Despite, all these crises, we somehow carry on. The upshot of the bird flu crisis is that chicken and eggs are more expensive and less tasty. The upshot of the water crisis is pinkish baths for LE that smell faintly of blood, and a higher water bill. The upshot of all the snow crises is that this past winter, when I spent most days on the sofa nursing LE, I'd already seen every BBC home improvement and antiques show at least once, and knew how they ended.

I think the important thing is to remember not to get sucked into all these crises.


melissa said...

Hmm, sitting around nursing was how I spent my winter too, and that was without a snow crisis.
And I really hope that the boy was NOT playing with the dead cat.
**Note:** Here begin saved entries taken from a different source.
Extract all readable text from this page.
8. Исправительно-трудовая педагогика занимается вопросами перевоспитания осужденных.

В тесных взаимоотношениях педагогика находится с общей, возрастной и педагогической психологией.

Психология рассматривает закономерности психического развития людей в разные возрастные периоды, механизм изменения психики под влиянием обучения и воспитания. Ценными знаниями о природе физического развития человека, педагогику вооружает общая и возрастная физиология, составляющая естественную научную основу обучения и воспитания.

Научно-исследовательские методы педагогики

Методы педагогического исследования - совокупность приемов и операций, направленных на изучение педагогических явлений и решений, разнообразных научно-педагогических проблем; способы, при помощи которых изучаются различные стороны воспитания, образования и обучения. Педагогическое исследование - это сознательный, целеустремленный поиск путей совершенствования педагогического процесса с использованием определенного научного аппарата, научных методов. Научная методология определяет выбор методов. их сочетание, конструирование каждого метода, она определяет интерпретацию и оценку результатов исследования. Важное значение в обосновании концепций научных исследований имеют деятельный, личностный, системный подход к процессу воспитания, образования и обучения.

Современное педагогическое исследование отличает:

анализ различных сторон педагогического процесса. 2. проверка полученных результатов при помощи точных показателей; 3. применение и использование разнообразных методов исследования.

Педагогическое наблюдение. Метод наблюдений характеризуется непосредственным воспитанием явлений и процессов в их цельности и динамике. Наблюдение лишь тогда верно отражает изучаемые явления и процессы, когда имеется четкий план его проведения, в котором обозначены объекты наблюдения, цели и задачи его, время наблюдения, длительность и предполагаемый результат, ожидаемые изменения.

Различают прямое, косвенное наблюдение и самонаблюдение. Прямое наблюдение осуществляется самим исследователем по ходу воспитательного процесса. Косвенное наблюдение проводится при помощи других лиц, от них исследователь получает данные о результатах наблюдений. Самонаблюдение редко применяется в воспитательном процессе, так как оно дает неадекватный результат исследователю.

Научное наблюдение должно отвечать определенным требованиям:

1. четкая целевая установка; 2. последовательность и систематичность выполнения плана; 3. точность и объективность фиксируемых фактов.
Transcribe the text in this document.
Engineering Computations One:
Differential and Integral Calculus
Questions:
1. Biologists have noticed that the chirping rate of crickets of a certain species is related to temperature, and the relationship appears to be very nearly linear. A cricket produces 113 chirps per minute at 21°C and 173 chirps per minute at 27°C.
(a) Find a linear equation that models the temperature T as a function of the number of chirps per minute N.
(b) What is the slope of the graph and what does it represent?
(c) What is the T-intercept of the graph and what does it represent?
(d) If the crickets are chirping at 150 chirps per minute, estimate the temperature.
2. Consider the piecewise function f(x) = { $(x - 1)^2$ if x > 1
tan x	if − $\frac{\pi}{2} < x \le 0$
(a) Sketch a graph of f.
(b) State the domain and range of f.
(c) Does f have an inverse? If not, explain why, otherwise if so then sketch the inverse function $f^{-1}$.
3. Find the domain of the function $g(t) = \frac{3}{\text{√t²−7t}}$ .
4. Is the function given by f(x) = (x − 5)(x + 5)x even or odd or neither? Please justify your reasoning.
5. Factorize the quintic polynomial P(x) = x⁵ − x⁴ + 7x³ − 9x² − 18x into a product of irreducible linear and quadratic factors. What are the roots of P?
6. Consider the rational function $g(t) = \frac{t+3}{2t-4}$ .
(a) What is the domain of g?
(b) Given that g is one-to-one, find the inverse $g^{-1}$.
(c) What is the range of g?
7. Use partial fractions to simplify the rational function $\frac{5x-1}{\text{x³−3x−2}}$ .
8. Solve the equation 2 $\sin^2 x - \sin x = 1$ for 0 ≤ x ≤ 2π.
What exactly would one do with a dead cat anyway? Dress it up? Make youtube videos like the one Bri recently posted?

Stranger said...

I'm pretty sure the story about the boy and the dead cat was made up, either by the media or by MIL. Either that, or a village boy died, and the villagers were unclear as to why, but were caught up in the bird flu panic, which made them forget that the boy probably died from going outside with wet hair or from not wearing his undershirt. I think, in fact, no one in Turkey actually died, or even got sick form bird flu.

The only thing I can think of to do with a dead cat is poke it with a stick. Or maybe have a Tom Sawyer-esque moment of waving it over your head to cure warts?